A Message to a LOT of People I’ve Worked With Over the Years

A Message to a LOT of People I’ve Worked With Over the Years

I have a bill that’s past due.

Oh, I’ve tried to pay it down a few times but then I forget…or other things get in the way…or maybe it’s just easier not to.

And the truth is I know I will never have it paid in full.

Which I regret.

I’ve talked a lot about my experiences in industry – and have no problem in calling out why so many of them helped inform my consulting company today.

Where I fall short is in extending full credit to all the people who played such a big part in writing my story.  Or in sending them the message that should be conveyed.


When I left my traditional leadership role in Life Sciences in 2017 to build my own company I knew that it was time. I had enjoyed an incredible adventure – had worked with an amazing cast of professionals – and was far better for having met them.

I was focused on what lay ahead.

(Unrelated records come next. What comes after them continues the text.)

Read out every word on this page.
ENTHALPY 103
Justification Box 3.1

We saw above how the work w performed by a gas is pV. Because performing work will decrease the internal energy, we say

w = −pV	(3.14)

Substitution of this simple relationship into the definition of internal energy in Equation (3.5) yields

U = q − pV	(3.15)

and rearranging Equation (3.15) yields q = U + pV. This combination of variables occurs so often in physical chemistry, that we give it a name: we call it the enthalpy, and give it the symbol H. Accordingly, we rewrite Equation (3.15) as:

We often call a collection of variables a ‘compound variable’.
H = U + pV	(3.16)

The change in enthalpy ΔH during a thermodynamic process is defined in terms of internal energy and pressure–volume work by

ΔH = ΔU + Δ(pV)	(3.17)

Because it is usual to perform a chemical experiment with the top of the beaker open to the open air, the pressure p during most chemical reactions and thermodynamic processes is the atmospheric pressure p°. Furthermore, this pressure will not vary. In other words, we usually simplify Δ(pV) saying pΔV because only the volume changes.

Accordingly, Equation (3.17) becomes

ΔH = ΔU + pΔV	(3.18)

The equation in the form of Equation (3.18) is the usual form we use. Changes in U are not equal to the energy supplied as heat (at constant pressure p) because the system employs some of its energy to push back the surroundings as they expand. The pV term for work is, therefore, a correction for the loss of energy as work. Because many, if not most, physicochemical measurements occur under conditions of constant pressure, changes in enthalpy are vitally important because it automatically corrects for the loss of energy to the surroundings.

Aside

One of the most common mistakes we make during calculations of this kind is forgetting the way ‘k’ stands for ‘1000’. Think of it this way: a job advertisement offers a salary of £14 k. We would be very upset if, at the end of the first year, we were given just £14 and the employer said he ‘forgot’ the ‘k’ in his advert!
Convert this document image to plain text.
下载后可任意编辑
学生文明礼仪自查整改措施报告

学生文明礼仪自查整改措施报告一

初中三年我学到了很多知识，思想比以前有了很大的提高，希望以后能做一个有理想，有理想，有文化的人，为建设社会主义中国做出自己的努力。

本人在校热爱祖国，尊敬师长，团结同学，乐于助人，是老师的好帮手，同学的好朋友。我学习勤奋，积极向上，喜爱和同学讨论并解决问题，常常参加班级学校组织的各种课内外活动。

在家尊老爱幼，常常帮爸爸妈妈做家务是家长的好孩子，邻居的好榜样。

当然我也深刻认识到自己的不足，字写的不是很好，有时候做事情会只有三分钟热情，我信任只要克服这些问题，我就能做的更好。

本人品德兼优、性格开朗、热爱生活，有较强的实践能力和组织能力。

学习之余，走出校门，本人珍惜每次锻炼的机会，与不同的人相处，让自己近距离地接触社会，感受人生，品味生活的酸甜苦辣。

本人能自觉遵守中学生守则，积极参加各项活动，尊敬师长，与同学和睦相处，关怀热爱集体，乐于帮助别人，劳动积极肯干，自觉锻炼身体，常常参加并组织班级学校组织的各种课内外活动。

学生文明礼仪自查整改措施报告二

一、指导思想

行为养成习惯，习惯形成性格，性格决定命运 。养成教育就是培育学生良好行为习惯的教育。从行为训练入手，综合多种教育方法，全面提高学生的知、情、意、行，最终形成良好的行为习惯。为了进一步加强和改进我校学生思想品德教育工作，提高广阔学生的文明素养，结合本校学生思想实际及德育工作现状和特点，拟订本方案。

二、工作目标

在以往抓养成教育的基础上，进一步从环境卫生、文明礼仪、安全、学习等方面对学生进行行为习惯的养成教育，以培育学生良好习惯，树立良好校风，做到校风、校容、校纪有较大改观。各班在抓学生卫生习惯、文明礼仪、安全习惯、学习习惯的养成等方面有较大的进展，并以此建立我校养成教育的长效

A month or two after my departure a close group of friends and colleagues conspired with my family to have a special “retirement” dinner – and to my surprise, guests came from across the country to join our little celebration.

It was humbling. But it was also mesmerizing – because as I looked out over the audience that night it reminded me that the quality of people I had worked alongside over the many years was exceptional.

I said thank you, wished them all much success….and then moved on.

I counted myself fortunate then – today, in retrospect, I consider myself blessed. 

I know now that the greatest catalyst for whatever limited success I enjoyed as a leader comes back to one thing – over and over again.

The people who I was privileged to “lead”. 

I use the term “lead” loosely. The reality is that I was often much closer to being head cheer leader, business partner, or simply a co-strategist.  For most of my career I found myself surrounded by people of high character, incredible work ethic, and a passion for making things happen – they just happened to report up in a system or division I was asked to manage.

Sales people who were best in class.

Leaders who embraced their craft.

Staff who moved heaven and earth to support our efforts.

I’ve come to realize they were extraordinary – something I fear I took for granted all too often over the years.

They’re spread out now of course – across multiple companies and industries – and my contact with many of them is much more sporadic – but to each of those thousands of people, a simple message.

I want you to know that I remember you – and that I often reference you or something I learned from you in my workshops or seminars.

In a way we continue to work together – your legacy lives on.

Gratitude doesn’t pay my bill, I know that.

But if you have occasion to read this I hope you’ll know it’s one more small down payment.

I’ve decided the toughest part of reflecting on “the good old days” is not in remembering them – it’s in understanding they can pass without ever acknowledging they were there to begin with.